Why a Booktrail?
Such an unusual yet very satisfying book that reveals more questions that it answers. The journey across the Nile, Congo, Uganda etc is only the start for the real journey is the moral one the characters take.
Such an unusual yet very satisfying book that reveals more questions that it answers. The journey across the Nile, Congo, Uganda etc is only the start for the real journey is the moral one the characters take.
The story of two lost souls – Azalea Lewis, a foundling child discovered at a travelling fair in Cornwall and Thomas Post who looks for patterns in a haphazard world.

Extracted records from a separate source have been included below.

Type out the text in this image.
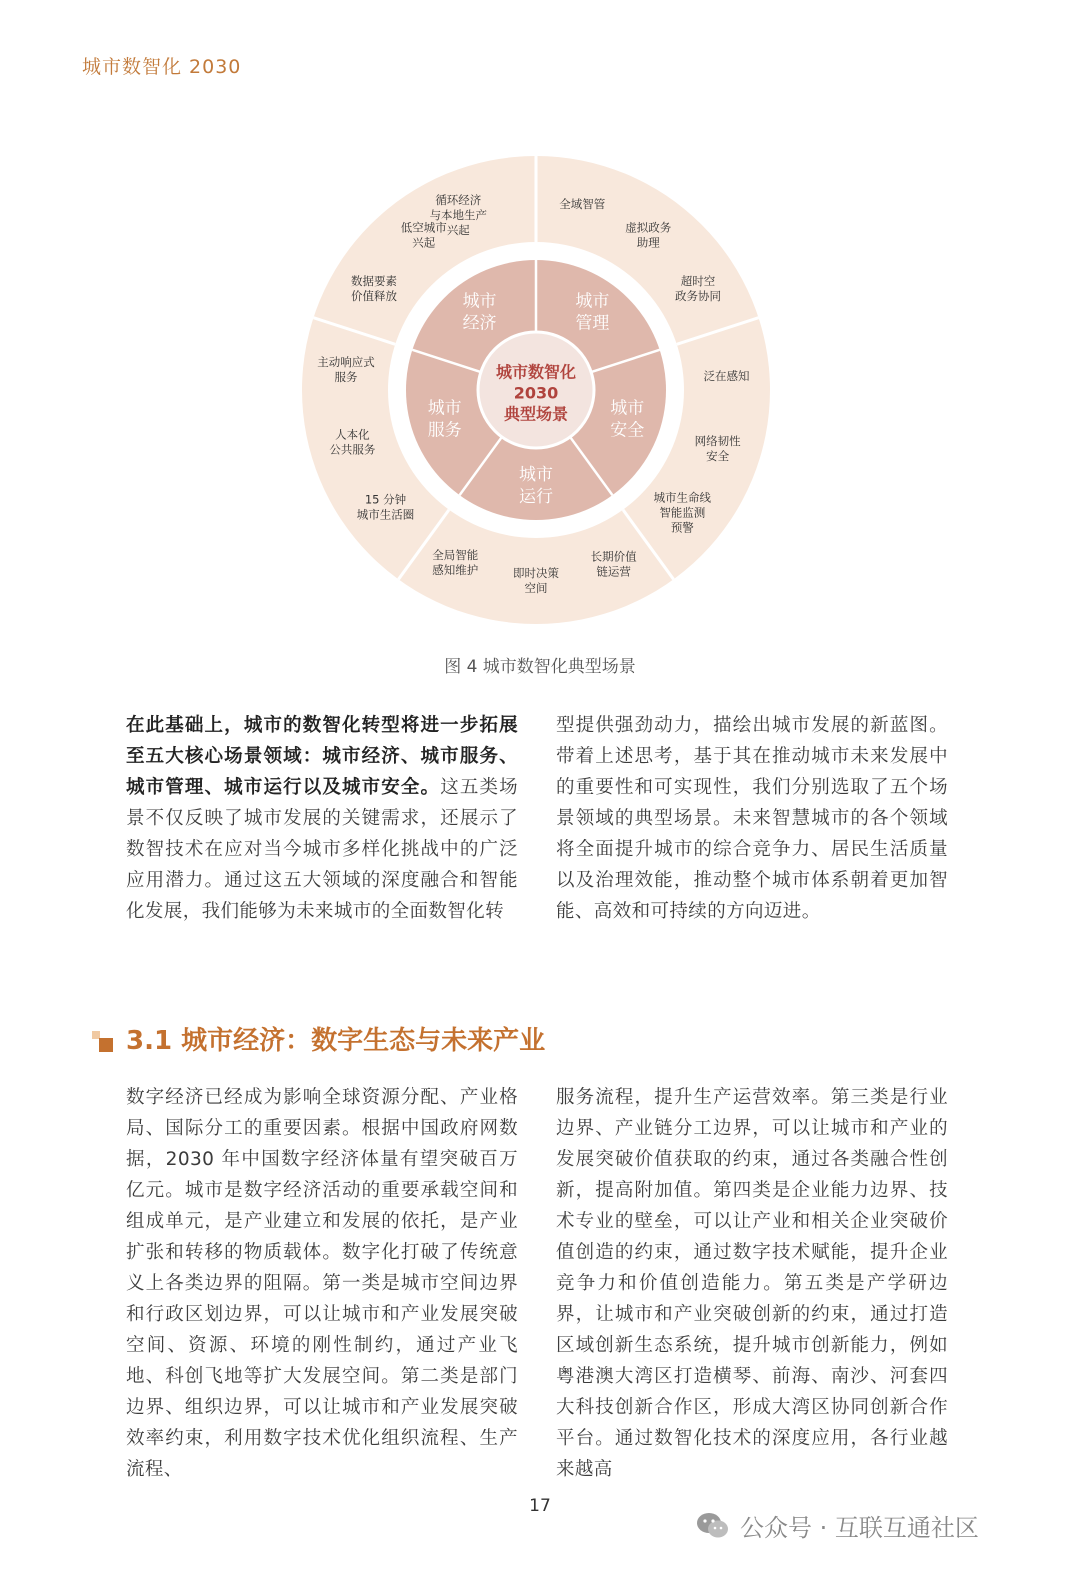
城市数智化 2030
循环经济与本地生产兴起
全域智管
虚拟政务助理
超时空政务协同
泛在感知
网络韧性安全
城市生命线智能监测预警
长期价值链运营
即时决策空间
全局智能感知维护
15 分钟城市生活圈
人本化公共服务
主动响应式服务
数据要素价值释放
低空城市兴起
城市经济
城市管理
城市安全
城市运行
城市服务
城市数智化 2030 典型场景
图 4 城市数智化典型场景
在此基础上，城市的数智化转型将进一步拓展至五大核心场景领域：城市经济、城市服务、城市管理、城市运行以及城市安全。这五类场景不仅反映了城市发展的关键需求，还展示了数智技术在应对当今城市多样化挑战中的广泛应用潜力。通过这五大领域的深度融合和智能化发展，我们能够为未来城市的全面数智化转
型提供强劲动力，描绘出城市发展的新蓝图。带着上述思考，基于其在推动城市未来发展中的重要性和可实现性，我们分别选取了五个场景领域的典型场景。未来智慧城市的各个领域将全面提升城市的综合竞争力、居民生活质量以及治理效能，推动整个城市体系朝着更加智能、高效和可持续的方向迈进。
3.1 城市经济：数字生态与未来产业
数字经济已经成为影响全球资源分配、产业格局、国际分工的重要因素。根据中国政府网数据，2030 年中国数字经济体量有望突破百万亿元。城市是数字经济活动的重要承载空间和组成单元，是产业建立和发展的依托，是产业扩张和转移的物质载体。数字化打破了传统意义上各类边界的阻隔。第一类是城市空间边界和行政区划边界，可以让城市和产业发展突破空间、资源、环境的刚性制约，通过产业飞地、科创飞地等扩大发展空间。第二类是部门边界、组织边界，可以让城市和产业发展突破效率约束，利用数字技术优化组织流程、生产流程、
服务流程，提升生产运营效率。第三类是行业边界、产业链分工边界，可以让城市和产业的发展突破价值获取的约束，通过各类融合性创新，提高附加值。第四类是企业能力边界、技术专业的壁垒，可以让产业和相关企业突破价值创造的约束，通过数字技术赋能，提升企业竞争力和价值创造能力。第五类是产学研边界，让城市和产业突破创新的约束，通过打造区域创新生态系统，提升城市创新能力，例如粤港澳大湾区打造横琴、前海、南沙、河套四大科技创新合作区，形成大湾区协同创新合作平台。通过数智化技术的深度应用，各行业越来越高
17
公众号 · 互联互通社区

As you might expect, it’s a very quirky tale – philosopher who prides himself on being a great authority on the subject of coincidences and the girl who thinks her life is nothing but a series of them. but when Azalea questions whether coincidence and fate are the same thing then this is when the story really gets interesting. For what is fate? Can she explain to Post what she means? Can Post show her what he sees? Who is right? And what is the chance of them agreeing?
Fate, dear reader, is quite literally in your hands with this book
The book starts in Cornwall at the Cornish fair, where Azalea is found and then adopted before ending up in Africa, where she soon becomes involved in the horrible and devastating civil wars. Once in England she meets a university lecturer who specialises in Coincidences.
Azalea’s childhood, and the time she spent in Uganda is the most brutally evoked part of the story we think. But this is not a story of Africa but rather being a story about Africa.
Wherever you go and wherever you travel, the story is an attempt to find non-randomness in a random world. Is there a God pulling strings like a puppet master in the sky? Is anything we do determined at birth? Is there such a thing as fate?
Is free will when living and travelling really just an illusion?